Banda Aceh (KANALACEH.COM) – Kebijakan Pemerintah Aceh kembali menuai kontroversi setelah menetapkan lonjakan dana hibah untuk partai politik pada tahun 2025 sebesar Rp29,34 miliar.
Jumlah ini meningkat lebih dari lima kali lipat dibandingkan tahun sebelumnya yang hanya Rp5,3 miliar. Jika sebelumnya bantuan untuk partai politik ditetapkan Rp2.000 per suara, kini nilainya melonjak menjadi Rp10.000 per suara.
Ketua Serikat Aksi Peduli Aceh (SAPA), Fauzan Adami, menilai keputusan tersebut sebagai bentuk kebijakan yang jauh dari keberpihakan kepada rakyat kecil.
Lonjakan dana hibah yang sangat besar ini dinilai melukai hati masyarakat, terutama di tengah kondisi sulit akibat tingginya angka pengangguran, kemiskinan yang belum tertangani, serta masalah ekonomi yang terus menghimpit rakyat.

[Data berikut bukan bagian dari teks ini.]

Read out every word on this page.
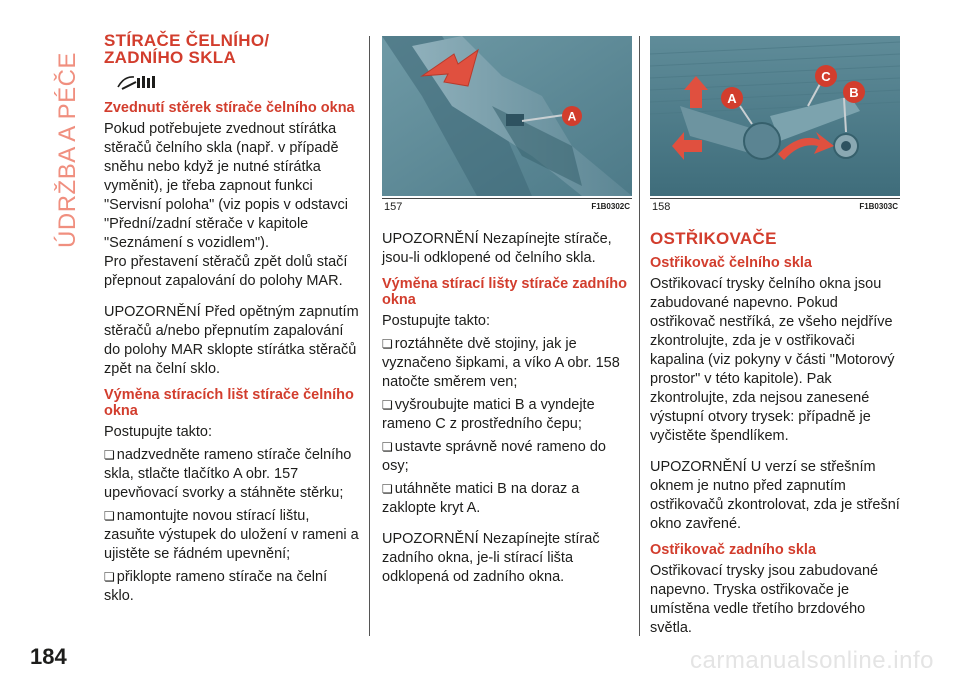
ÚDRŽBA A PÉČE
STÍRAČE ČELNÍHO/
ZADNÍHO SKLA
Zvednutí stěrek stírače čelního okna

Pokud potřebujete zvednout stírátka stěračů čelního skla (např. v případě sněhu nebo když je nutné stírátka vyměnit), je třeba zapnout funkci "Servisní poloha" (viz popis v odstavci "Přední/zadní stěrače v kapitole "Seznámení s vozidlem").

Pro přestavení stěračů zpět dolů stačí přepnout zapalování do polohy MAR.

UPOZORNĚNÍ Před opětným zapnutím stěračů a/nebo přepnutím zapalování do polohy MAR sklopte stírátka stěračů zpět na čelní sklo.

Výměna stíracích lišt stírače čelního okna

Postupujte takto:

❏ nadzvedněte rameno stírače čelního skla, stlačte tlačítko A obr. 157 upevňovací svorky a stáhněte stěrku;

❏ namontujte novou stírací lištu, zasuňte výstupek do uložení v rameni a ujistěte se řádném upevnění;

❏ přiklopte rameno stírače na čelní sklo.

A
157	F1B0302C
A
C
B
158	F1B0303C

UPOZORNĚNÍ Nezapínejte stírače, jsou-li odklopené od čelního skla.

Výměna stírací lišty stírače zadního okna

Postupujte takto:

❏ roztáhněte dvě stojiny, jak je vyznačeno šipkami, a víko A obr. 158 natočte směrem ven;

❏ vyšroubujte matici B a vyndejte rameno C z prostředního čepu;

❏ ustavte správně nové rameno do osy;

❏ utáhněte matici B na doraz a zaklopte kryt A.

UPOZORNĚNÍ Nezapínejte stírač zadního okna, je-li stírací lišta odklopená od zadního okna.

OSTŘIKOVAČE
Ostřikovač čelního skla

Ostřikovací trysky čelního okna jsou zabudované napevno. Pokud ostřikovač nestříká, ze všeho nejdříve zkontrolujte, zda je v ostřikovači kapalina (viz pokyny v části "Motorový prostor" v této kapitole). Pak zkontrolujte, zda nejsou zanesené výstupní otvory trysek: případně je vyčistěte špendlíkem.

UPOZORNĚNÍ U verzí se střešním oknem je nutno před zapnutím ostřikovačů zkontrolovat, zda je střešní okno zavřené.

Ostřikovač zadního skla

Ostřikovací trysky jsou zabudované napevno. Tryska ostřikovače je umístěna vedle třetího brzdového světla.

184	carmanualsonline.info
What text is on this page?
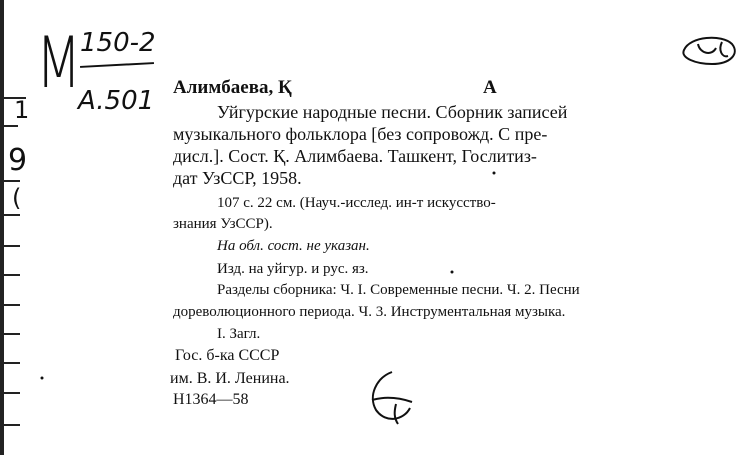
M 150-2
A.501
1
9
(
Алимбаева, Қ	А
Уйгурские народные песни. Сборник записей
музыкального фольклора [без сопровожд. С пре-
дисл.]. Сост. Қ. Алимбаева. Ташкент, Гослитиз-
дат УзССР, 1958.
107 с. 22 см. (Науч.-исслед. ин-т искусство-
знания УзССР).
На обл. сост. не указан.
Изд. на уйгур. и рус. яз.
Разделы сборника: Ч. I. Современные песни. Ч. 2. Песни
дореволюционного периода. Ч. 3. Инструментальная музыка.
I. Загл.
Гос. б-ка СССР
им. В. И. Ленина.
Н1364—58
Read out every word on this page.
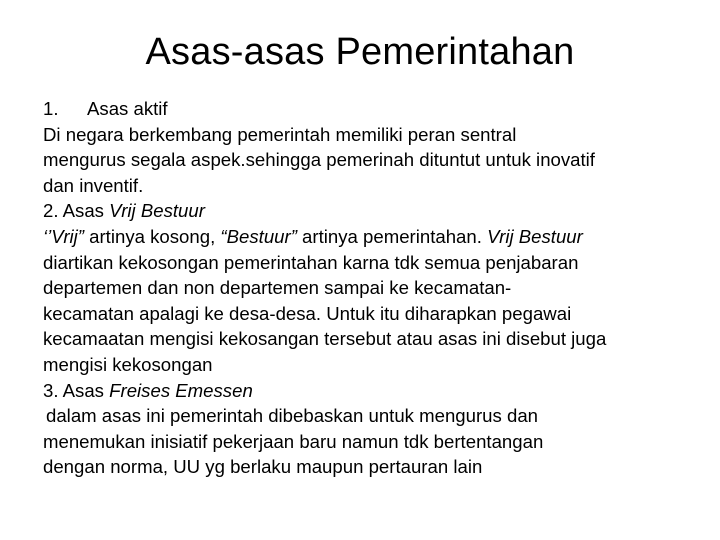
Asas-asas Pemerintahan
1. Asas aktif
Di negara berkembang pemerintah memiliki peran sentral
mengurus segala aspek.sehingga pemerinah dituntut untuk inovatif
dan inventif.
2. Asas Vrij Bestuur
‘’Vrij” artinya kosong, “Bestuur” artinya pemerintahan. Vrij Bestuur
diartikan kekosongan pemerintahan karna tdk semua penjabaran
departemen dan non departemen sampai ke kecamatan-
kecamatan apalagi ke desa-desa. Untuk itu diharapkan pegawai
kecamaatan mengisi kekosangan tersebut atau asas ini disebut juga
mengisi kekosongan
3. Asas Freises Emessen
dalam asas ini pemerintah dibebaskan untuk mengurus dan
menemukan inisiatif pekerjaan baru namun tdk bertentangan
dengan norma, UU yg berlaku maupun pertauran lain
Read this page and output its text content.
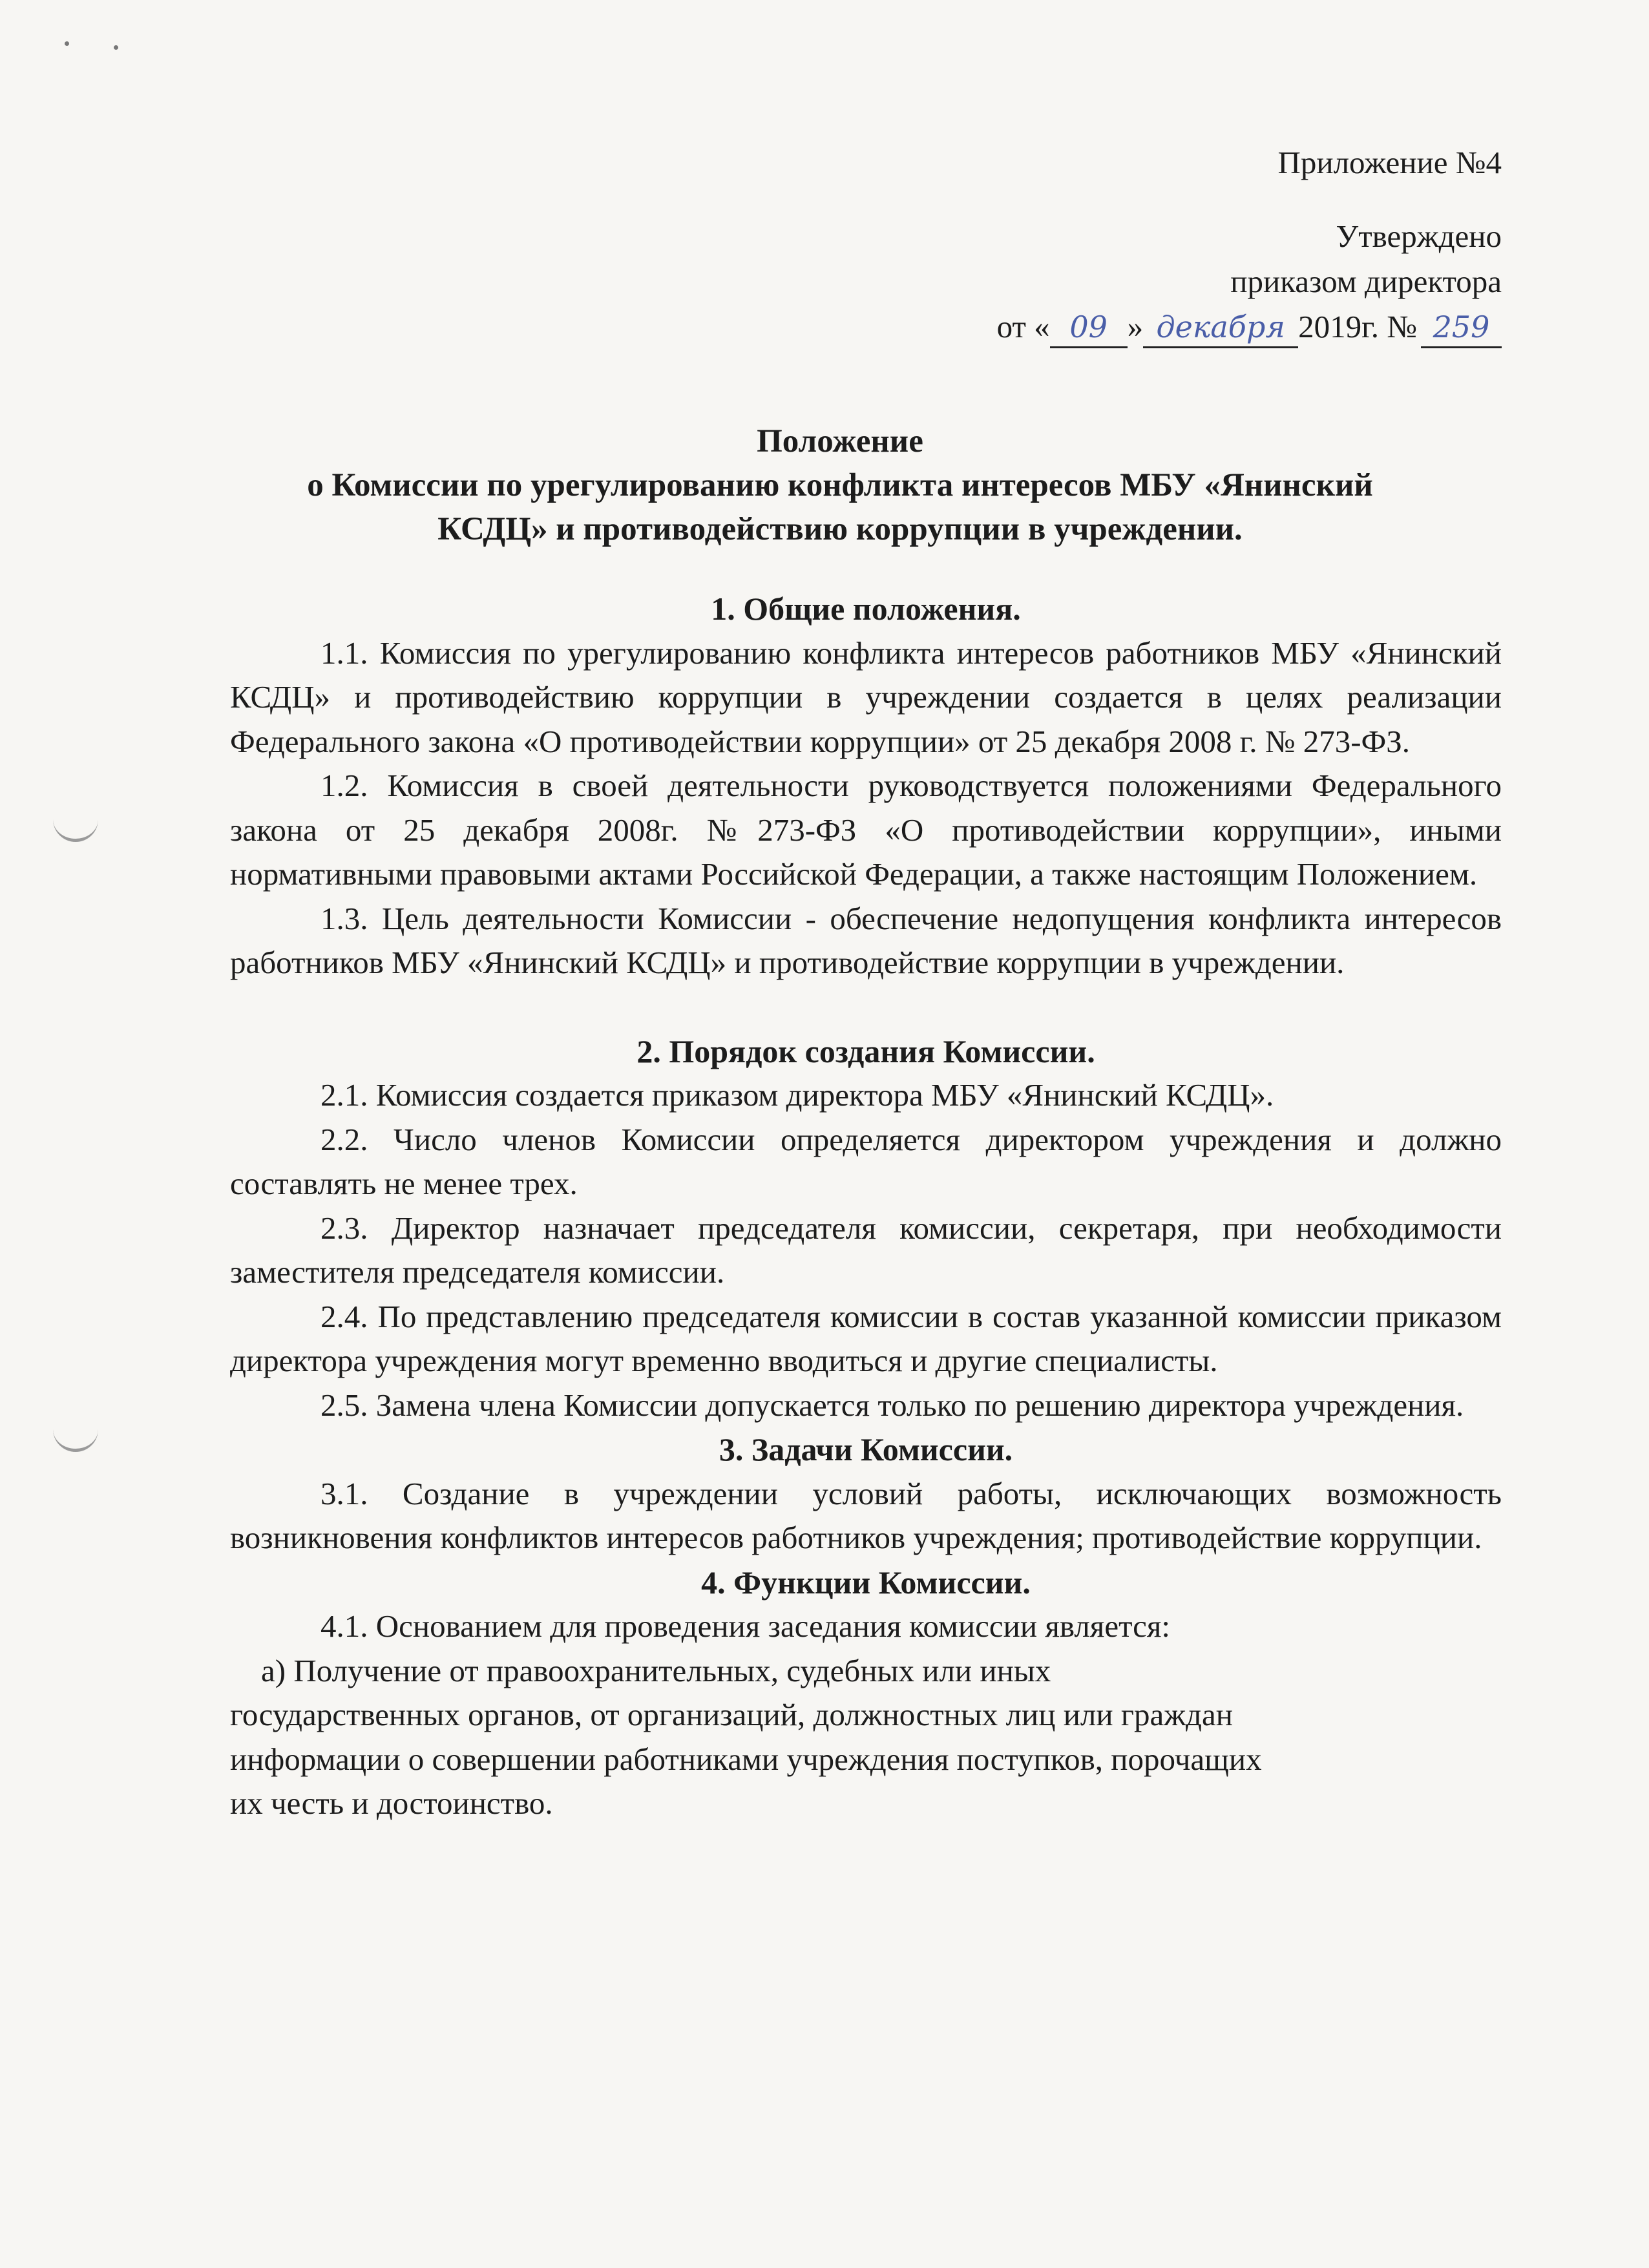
Приложение №4
Утверждено
приказом директора
от « 09 » декабря 2019г. № 259
Положение
о Комиссии по урегулированию конфликта интересов МБУ «Янинский
КСДЦ» и противодействию коррупции в учреждении.
1. Общие положения.

1.1. Комиссия по урегулированию конфликта интересов работников МБУ «Янинский КСДЦ» и противодействию коррупции в учреждении создается в целях реализации Федерального закона «О противодействии коррупции» от 25 декабря 2008 г. № 273-ФЗ.

1.2. Комиссия в своей деятельности руководствуется положениями Федерального закона от 25 декабря 2008г. №273-ФЗ «О противодействии коррупции», иными нормативными правовыми актами Российской Федерации, а также настоящим Положением.

1.3. Цель деятельности Комиссии - обеспечение недопущения конфликта интересов работников МБУ «Янинский КСДЦ» и противодействие коррупции в учреждении.

2. Порядок создания Комиссии.

2.1. Комиссия создается приказом директора МБУ «Янинский КСДЦ».

2.2. Число членов Комиссии определяется директором учреждения и должно составлять не менее трех.

2.3. Директор назначает председателя комиссии, секретаря, при необходимости заместителя председателя комиссии.

2.4. По представлению председателя комиссии в состав указанной комиссии приказом директора учреждения могут временно вводиться и другие специалисты.

2.5. Замена члена Комиссии допускается только по решению директора учреждения.

3. Задачи Комиссии.

3.1. Создание в учреждении условий работы, исключающих возможность возникновения конфликтов интересов работников учреждения; противодействие коррупции.

4. Функции Комиссии.

4.1. Основанием для проведения заседания комиссии является:

а) Получение от правоохранительных, судебных или иных

государственных органов, от организаций, должностных лиц или граждан

информации о совершении работниками учреждения поступков, порочащих

их честь и достоинство.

“Seharusnya Pemerintah Aceh lebih peka. Rakyat membutuhkan solusi untuk pendidikan, kesehatan, lapangan kerja, dan pemulihan ekonomi. Bukan malah menghamburkan APBA untuk memperkaya partai politik,” tegas Fauzan, Selasa (16/9/2025).
SAPA juga mempertanyakan urgensi kenaikan dana hibah hingga mencapai Rp29,34 miliar. Menurut mereka, dana sebesar itu akan lebih bermanfaat jika dialihkan ke program pemberdayaan ekonomi rakyat, penanggulangan kemiskinan, dan perbaikan layanan publik.
“Kebijakan ini jelas mencederai rasa keadilan. Pemerintah seakan menutup mata terhadap penderitaan rakyat,” tambah Fauzan.
SAPA mendesak Pemerintah Aceh untuk segera meninjau ulang kebijakan hibah tersebut. Selain itu, SAPA juga meminta para ketua partai politik di Aceh menunjukkan sikap moral dengan menolak kenaikan dana hibah, demi menjaga martabat partai dan berpihak pada kepentingan rakyat.